When the stock exchanges turned, credit markets froze up and the U.S. was in the midst of its worst recessionary environment since the Great Depression the oft repeated phrase “nobody saw it coming” was being peddled by the mainstream on every front in an attempt to convince Americans that the crash simply came out of nowhere.
The following analysis from The Market Ticker is a blaring alarm.
This time no one can say we didn’t see it coming.
An interesting paradigm shift is happening here.
I monitor lead times and vendor fill requirements on a fairly regular basis, including from some big e-Commerce folks.
In the last couple of months I’ve noted a rather dramatic shortening of inventory lead times from them — that is, expectation that if you are a vendor you will be able to ship product to them much faster than before.
Some of these shortenings are really dramatic — 50% or more.

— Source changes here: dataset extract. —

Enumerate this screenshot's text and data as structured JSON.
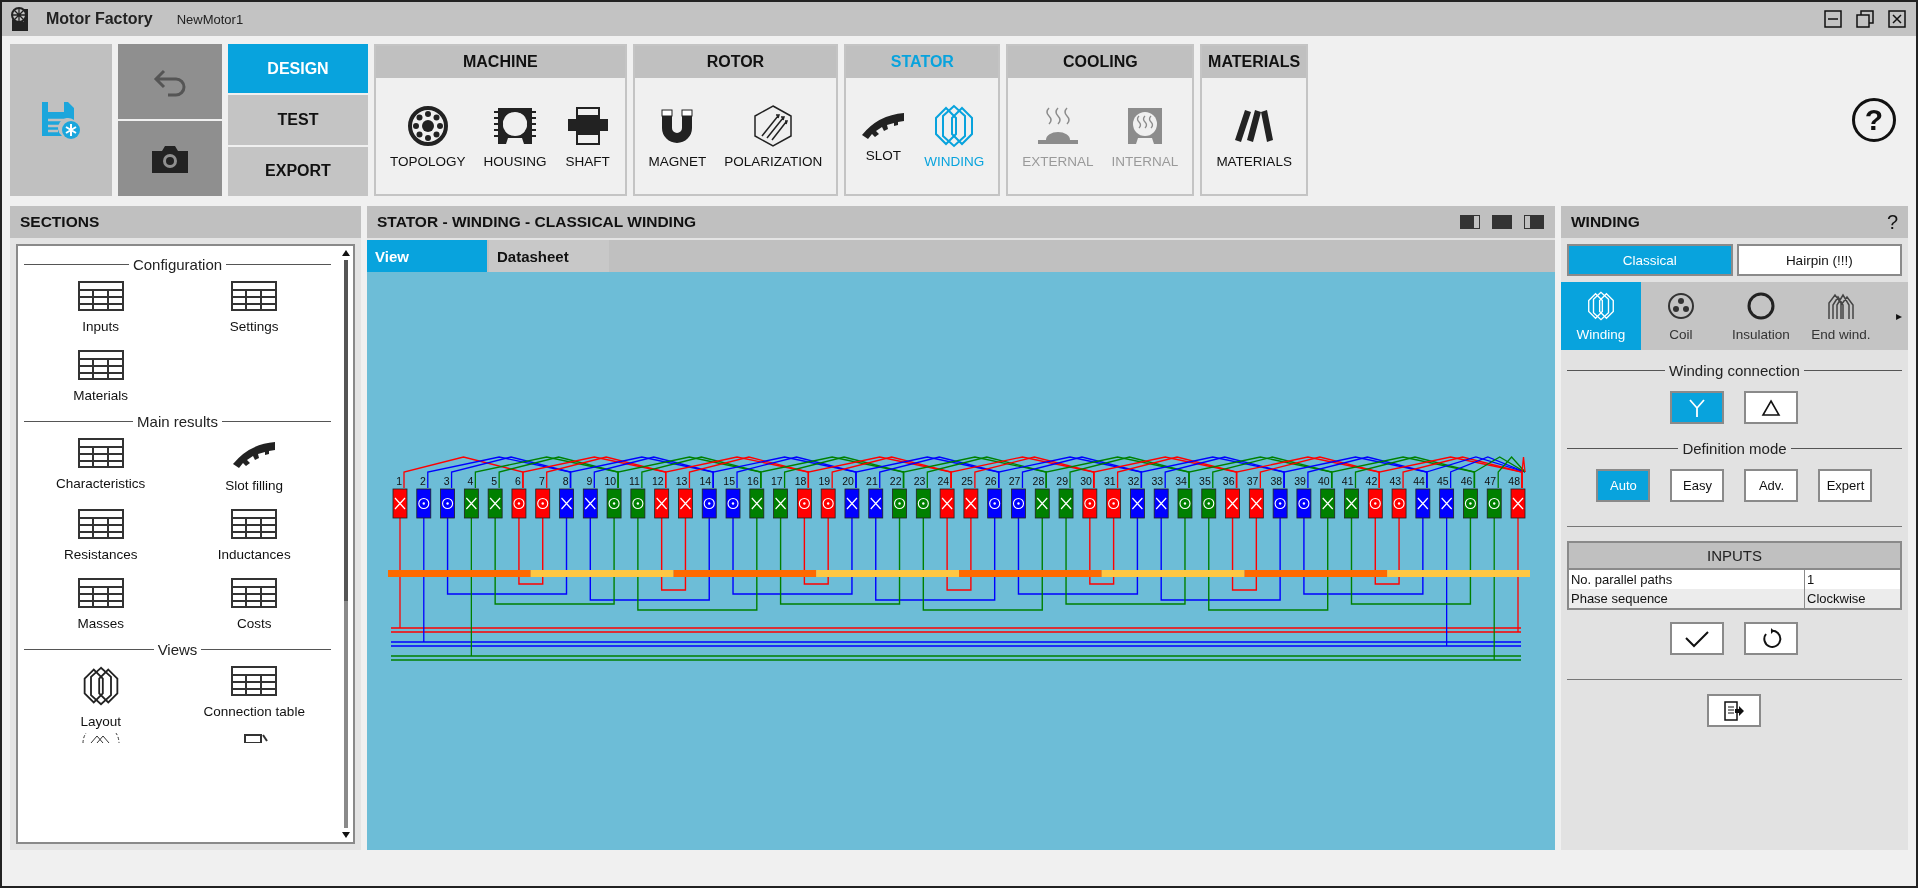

Amazon, in particular, is getting extremely aggressive in this regard.
This implies that the inventory drawdown we saw in 1Q GDP revisions is going to continue.
I believe we are seeing a very material slow-down across the economy in final demand.
Last week’s consumer income and spending report strongly suggested this to be the case, and the big retailers, including online retailers like Amazon, are highly attuned to this dynamic and have the data before the government does (since they’re the ones who collect it!)
If they’re making changes like this it is in response to market conditions; they do not want to get stuck with inventory they cannot move, whether their suppliers get paid up front or only on sale or not. Reality is that product that sits is expensive to warehouse and manage while generating zero revenue; that is a direct assault on the top line of the business and that’s the worst place to take such a hit.
I don’t think 1Q is an aberration given these changes that I’m seeing across the board with various retailers and supply management. I think it’s economy-wide and in the next quarter or two we’re going to see it show up in bright lights to caterwauls of but nobody saw it coming!
Source: Karl Denninger, Market Ticker
Essentially, what’s happening here is that business owners don’t want to risk ordering too much inventory all at once like they might do in a healthy economy. This can only be a direct result, as Denninger notes, of market conditions and fear of getting stuck holding inventory they can’t sell.
As was noted last month, the American consumer is strapped and their incomes can no longer support the consumption necessary to keep the economy growing. The latest inventory draw-down confirms this effect, as does the fact that major household retail brands are being absolutely pummeled according to their latest earnings reports.
The government has officially revised the first quarter economic growth numbers (GDP), confirming that the economy shrunk between January and March of this year. By mid summer we should receive confirmation of a second quarter of negative growth, officially taking the U.S. back into recession.
The wind is about to be taken out of the sails of this economy. It should become apparent to all those towing the recovery line in coming months, though they will likely tell us that no one could have known this was going to happen.
We’ve been warned.
By the end of this year it should be crystal clear.